We are just scratching the surface on brain research. The power of the brain is absolutely awesome. Dr. Amen is a leader in this field and this book is a testimonial of his research results. Alzheimer’s, Dementia and depression are all horrible diseases that really do not get much attention yet they destroy lives. IMHO, Dr. Amen’s research will continue to bridge the gap and hopefully help people reduce their chances of getting these diseases.
Why is this important to me?
My goal in doing this book summary is to provide value because I do not want to waste your time. A picture is worth a thousand words. If you were to look at two brain SPECT images comparing heavy alcohol use with Alzheimer’s, they would both look like Swiss cheese. A normal brain SPECT scan looks whole. What this is depicting are areas of non-activity in the brain.
The effects of alcohol use and Alzheimer’s look very similar. Brain health is directly tied to overall health. The brain uses 30% of the energy consumed by your whole body and through proper nutrition and exercise, we can enhance brain health.You may find more information at head scan for headaches.
Use Your Brain to Change Your Age is a collection of real patients and real results. These patients typically were overweight and had horrible diets. We will examine the what, why and how to brain health. I think this title is telling because most people are pretty vain when it comes to age and if it helps sell books then so be it. This book needs to be read and taught to the masses. The problems with our sick care system are only getting worse and the real solution lies with the individual taking control of their own health. This book is a great stepping stone in that direction.
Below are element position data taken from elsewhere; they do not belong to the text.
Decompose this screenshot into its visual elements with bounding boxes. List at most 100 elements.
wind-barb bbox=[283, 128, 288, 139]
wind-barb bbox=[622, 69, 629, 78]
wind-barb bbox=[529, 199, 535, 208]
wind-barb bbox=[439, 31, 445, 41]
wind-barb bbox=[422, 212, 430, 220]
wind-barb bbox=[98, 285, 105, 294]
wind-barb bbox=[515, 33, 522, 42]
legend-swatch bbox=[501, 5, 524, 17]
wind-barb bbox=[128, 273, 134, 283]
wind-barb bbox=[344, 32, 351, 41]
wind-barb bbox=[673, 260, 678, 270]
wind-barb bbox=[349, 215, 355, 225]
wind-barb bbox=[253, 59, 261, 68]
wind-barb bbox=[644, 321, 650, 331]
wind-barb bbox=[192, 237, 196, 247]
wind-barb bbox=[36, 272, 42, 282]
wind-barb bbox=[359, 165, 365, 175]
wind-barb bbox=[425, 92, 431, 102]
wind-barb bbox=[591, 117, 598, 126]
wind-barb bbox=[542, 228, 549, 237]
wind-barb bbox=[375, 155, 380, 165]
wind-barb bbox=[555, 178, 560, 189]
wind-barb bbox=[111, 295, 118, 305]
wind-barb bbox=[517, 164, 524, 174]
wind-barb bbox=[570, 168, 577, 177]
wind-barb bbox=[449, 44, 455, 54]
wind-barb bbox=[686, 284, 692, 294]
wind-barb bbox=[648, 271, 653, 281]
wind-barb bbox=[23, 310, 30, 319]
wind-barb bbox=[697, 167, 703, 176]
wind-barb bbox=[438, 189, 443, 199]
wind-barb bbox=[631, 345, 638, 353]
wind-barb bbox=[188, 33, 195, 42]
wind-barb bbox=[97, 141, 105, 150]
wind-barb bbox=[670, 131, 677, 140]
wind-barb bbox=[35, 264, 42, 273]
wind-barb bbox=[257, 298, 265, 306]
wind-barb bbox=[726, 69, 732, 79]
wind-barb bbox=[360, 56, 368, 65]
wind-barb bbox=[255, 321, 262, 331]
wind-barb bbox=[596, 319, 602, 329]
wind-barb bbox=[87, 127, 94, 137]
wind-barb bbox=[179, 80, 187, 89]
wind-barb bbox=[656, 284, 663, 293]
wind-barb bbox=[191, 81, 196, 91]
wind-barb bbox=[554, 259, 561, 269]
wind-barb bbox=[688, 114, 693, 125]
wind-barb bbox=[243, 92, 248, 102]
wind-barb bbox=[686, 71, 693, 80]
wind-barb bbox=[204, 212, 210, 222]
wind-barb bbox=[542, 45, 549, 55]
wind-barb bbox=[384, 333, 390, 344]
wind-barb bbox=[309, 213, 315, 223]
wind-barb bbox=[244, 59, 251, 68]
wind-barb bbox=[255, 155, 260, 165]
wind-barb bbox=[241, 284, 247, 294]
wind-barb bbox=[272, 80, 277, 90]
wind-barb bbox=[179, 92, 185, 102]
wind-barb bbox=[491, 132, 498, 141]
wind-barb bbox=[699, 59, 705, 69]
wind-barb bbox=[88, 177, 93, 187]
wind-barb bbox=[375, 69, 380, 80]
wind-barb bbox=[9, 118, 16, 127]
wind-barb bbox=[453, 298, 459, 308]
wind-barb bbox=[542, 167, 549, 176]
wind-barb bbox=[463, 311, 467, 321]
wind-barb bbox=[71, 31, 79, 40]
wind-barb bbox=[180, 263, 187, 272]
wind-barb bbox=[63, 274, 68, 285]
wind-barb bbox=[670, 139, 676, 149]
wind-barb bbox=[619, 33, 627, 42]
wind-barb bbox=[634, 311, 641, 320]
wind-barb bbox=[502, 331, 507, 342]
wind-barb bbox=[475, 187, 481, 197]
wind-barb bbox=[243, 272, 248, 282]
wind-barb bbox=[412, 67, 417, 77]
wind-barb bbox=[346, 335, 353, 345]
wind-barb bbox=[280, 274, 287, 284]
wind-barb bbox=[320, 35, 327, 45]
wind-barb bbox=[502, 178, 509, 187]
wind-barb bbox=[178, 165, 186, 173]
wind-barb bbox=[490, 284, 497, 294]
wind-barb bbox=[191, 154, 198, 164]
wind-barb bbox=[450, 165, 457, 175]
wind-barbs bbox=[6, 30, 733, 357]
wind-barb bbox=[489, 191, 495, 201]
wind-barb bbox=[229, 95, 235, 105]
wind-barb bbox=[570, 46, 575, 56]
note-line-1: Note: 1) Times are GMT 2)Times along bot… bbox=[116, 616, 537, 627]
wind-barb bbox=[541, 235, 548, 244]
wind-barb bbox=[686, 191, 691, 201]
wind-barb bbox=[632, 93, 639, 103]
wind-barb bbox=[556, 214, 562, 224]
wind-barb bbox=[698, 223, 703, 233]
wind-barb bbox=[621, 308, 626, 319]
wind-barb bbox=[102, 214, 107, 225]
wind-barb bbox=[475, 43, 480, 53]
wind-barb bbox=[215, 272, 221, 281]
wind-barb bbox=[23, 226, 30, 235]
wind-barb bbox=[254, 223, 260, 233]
What is it? In particular, I am talking about SPECT imaging. Dr. Amen uses brain imaging to show his patients their brains vs. a normal brain. A normal brain SPECT scan shows a solid brain in all directions. This signifies brain activity. If the scan looked to be filled with holes then those holes represent non-activity centers in the brain. Additionally, brain health typically can be reflected on the outside. Obesity has a major negative effect on the brain. Most of the patients Dr. Amen profiles in the book were overweight and had negative looking brain scans. Dr. Amen argues that your brain health can be enhanced and effectively reverse aging. Aging in this sense is sharpness of mind and body. One way to be younger is have more energy and increase your activity. These are looked at in the how to section.
- Why is it important? The answer to this question is self-evident unless you want to die a horrible death. Brain disease is hard on the patient and really hard on their families. The responsibility for your health falls on your shoulders. Most people are looking for a miracle drug or somebody else to take care of them. This is not going to work and has not worked in the past.
- How does it work? Dr. Amen goes into great detail on the how to but for the sake of time let me summarize the majors. First, diet is a key component to brain health. Dr. Amen recommends low Glycemic foods which he details in the book. For simplicity, eat vegetables and cut down on sugar/junk food, alcohol and soft drinks. Drink a lot of water and increase your daily activity. Exercise is a big deal and has a positive effect on brain health. The brain runs on Glucose and Oxygen so if you increase you oxygen intake through exercise and activity, your brain will benefit. Also, protect your head. If you do high impact sports then wear a helmet. Dr. Amen has worked with several NFL players and the damage to their brains is significant. Through diet, exercise and in some cases Hyperbaric Oxygen Therapy, he has been able to improve brain function significantly. The brain is a muscle so it needs to be exercised as well. Continuous learning is critical for proper brain function.
Read this book. The How To’s are very straight forward and easy to do. One thing I recommend for all the people who work out of their house and have a treadmill, set up a treadmill desk and work from there. If you work 8 hours per day then work for 2 hours on the treadmill at a slow walking pace. This will increase circulation, reduce inflammation and increase oxygen to the body.
I hope you have found this short summary useful. The key to any new idea is to work it into your daily routine until it becomes habit. Habits form in as little as 21 days. One thing you can take away from this book is brain health affects everything. One quick way to enhance brain health is increase your activity and change your diet. Start slow and do something once per month. Also, if you are not a believer in continuous learning then change that belief otherwise you will be left behind. Use web sites like the KHAN Academy to enhance your learning. A simple 10 minute video per day can help.